M. François Autain. Le débat sur l’hôpital est lancé !
M. Gilbert Barbier. Il faut voir les choses avec objectivité : tout n’est pas blanc d’un côté et noir de l’autre. Il faut mettre à plat l’ensemble du réseau des hôpitaux publics et privés de notre pays et ne pas porter de jugements péremptoires.
M. Alain Vasselle, rapporteur général de la commission des affaires sociales. Très bien !
M. Alain Fouché. C’est la sagesse !
M. le président. La parole est à M. Alain Milon, pour explication de vote.
M. Alain Milon. Je veux tout d’abord saluer les paroles mesurées de Gilbert Barbier.
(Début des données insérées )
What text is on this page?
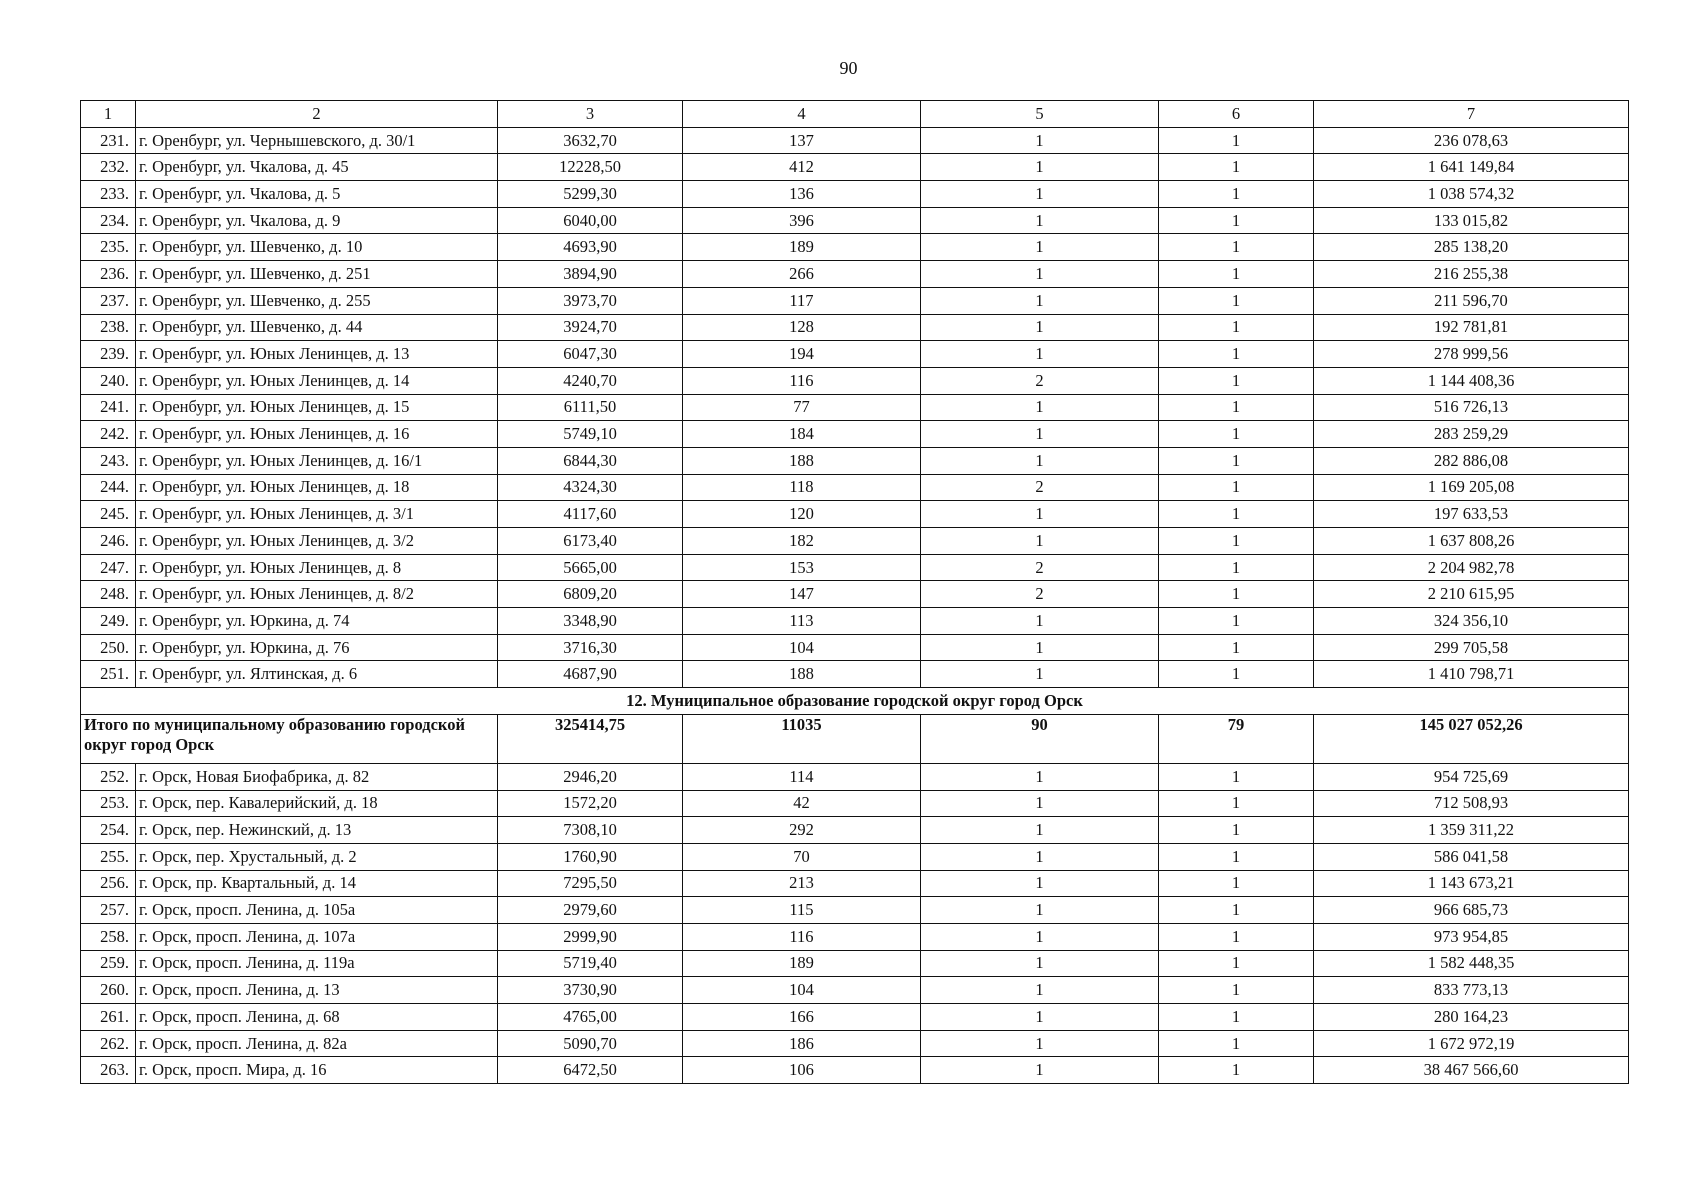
90
1	2	3	4	5	6	7
231.	г. Оренбург, ул. Чернышевского, д. 30/1	3632,70	137	1	1	236 078,63
232.	г. Оренбург, ул. Чкалова, д. 45	12228,50	412	1	1	1 641 149,84
233.	г. Оренбург, ул. Чкалова, д. 5	5299,30	136	1	1	1 038 574,32
234.	г. Оренбург, ул. Чкалова, д. 9	6040,00	396	1	1	133 015,82
235.	г. Оренбург, ул. Шевченко, д. 10	4693,90	189	1	1	285 138,20
236.	г. Оренбург, ул. Шевченко, д. 251	3894,90	266	1	1	216 255,38
237.	г. Оренбург, ул. Шевченко, д. 255	3973,70	117	1	1	211 596,70
238.	г. Оренбург, ул. Шевченко, д. 44	3924,70	128	1	1	192 781,81
239.	г. Оренбург, ул. Юных Ленинцев, д. 13	6047,30	194	1	1	278 999,56
240.	г. Оренбург, ул. Юных Ленинцев, д. 14	4240,70	116	2	1	1 144 408,36
241.	г. Оренбург, ул. Юных Ленинцев, д. 15	6111,50	77	1	1	516 726,13
242.	г. Оренбург, ул. Юных Ленинцев, д. 16	5749,10	184	1	1	283 259,29
243.	г. Оренбург, ул. Юных Ленинцев, д. 16/1	6844,30	188	1	1	282 886,08
244.	г. Оренбург, ул. Юных Ленинцев, д. 18	4324,30	118	2	1	1 169 205,08
245.	г. Оренбург, ул. Юных Ленинцев, д. 3/1	4117,60	120	1	1	197 633,53
246.	г. Оренбург, ул. Юных Ленинцев, д. 3/2	6173,40	182	1	1	1 637 808,26
247.	г. Оренбург, ул. Юных Ленинцев, д. 8	5665,00	153	2	1	2 204 982,78
248.	г. Оренбург, ул. Юных Ленинцев, д. 8/2	6809,20	147	2	1	2 210 615,95
249.	г. Оренбург, ул. Юркина, д. 74	3348,90	113	1	1	324 356,10
250.	г. Оренбург, ул. Юркина, д. 76	3716,30	104	1	1	299 705,58
251.	г. Оренбург, ул. Ялтинская, д. 6	4687,90	188	1	1	1 410 798,71
12. Муниципальное образование городской округ город Орск						
Итого по муниципальному образованию городской округ город Орск		325414,75	11035	90	79	145 027 052,26
252.	г. Орск, Новая Биофабрика, д. 82	2946,20	114	1	1	954 725,69
253.	г. Орск, пер. Кавалерийский, д. 18	1572,20	42	1	1	712 508,93
254.	г. Орск, пер. Нежинский, д. 13	7308,10	292	1	1	1 359 311,22
255.	г. Орск, пер. Хрустальный, д. 2	1760,90	70	1	1	586 041,58
256.	г. Орск, пр. Квартальный, д. 14	7295,50	213	1	1	1 143 673,21
257.	г. Орск, просп. Ленина, д. 105а	2979,60	115	1	1	966 685,73
258.	г. Орск, просп. Ленина, д. 107а	2999,90	116	1	1	973 954,85
259.	г. Орск, просп. Ленина, д. 119а	5719,40	189	1	1	1 582 448,35
260.	г. Орск, просп. Ленина, д. 13	3730,90	104	1	1	833 773,13
261.	г. Орск, просп. Ленина, д. 68	4765,00	166	1	1	280 164,23
262.	г. Орск, просп. Ленина, д. 82а	5090,70	186	1	1	1 672 972,19
263.	г. Орск, просп. Мира, д. 16	6472,50	106	1	1	38 467 566,60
Depuis quelques années – j’ai été élu en 2004, je suis donc un jeune sénateur – je suis les déficits successifs de la sécurité sociale : on nous dit qu’il faut diminuer les dépenses, mais j’ai le sentiment que l’on arrive maintenant au bout du bout de ce que l’on peut faire.
Certes, dans les hôpitaux, à l’échelon de la ville, on peut encore réaliser des économies.
M. Guy Fischer. On est dans le dur maintenant !
M. François Autain. On licencie !
M. Alain Milon. Mais je le répète au sein de la commission des affaires sociales lors de l’examen de chaque PLFSS, il existe un déficit conjoncturel évident, que personne ne nie, et un déficit structurel que l’on ne pourra pas diminuer sans augmenter les recettes.
Mme Christiane Demontès. Eh oui !
M. Alain Milon. Pour une fois – je prie mes collègues qui ne comprendront pas ma prise de position de bien vouloir m’excuser –, je vais voter l’amendement n° 229 déposé par les membres du groupe CRC-SPG.
Mme Christiane Demontès. C’est courageux, monsieur Milon !
M. le président. Je mets aux voix l'amendement n° 229.
(Après une épreuve à main levée déclarée douteuse par le bureau, le Sénat, par assis et levé, n'adopte pas l'amendement.)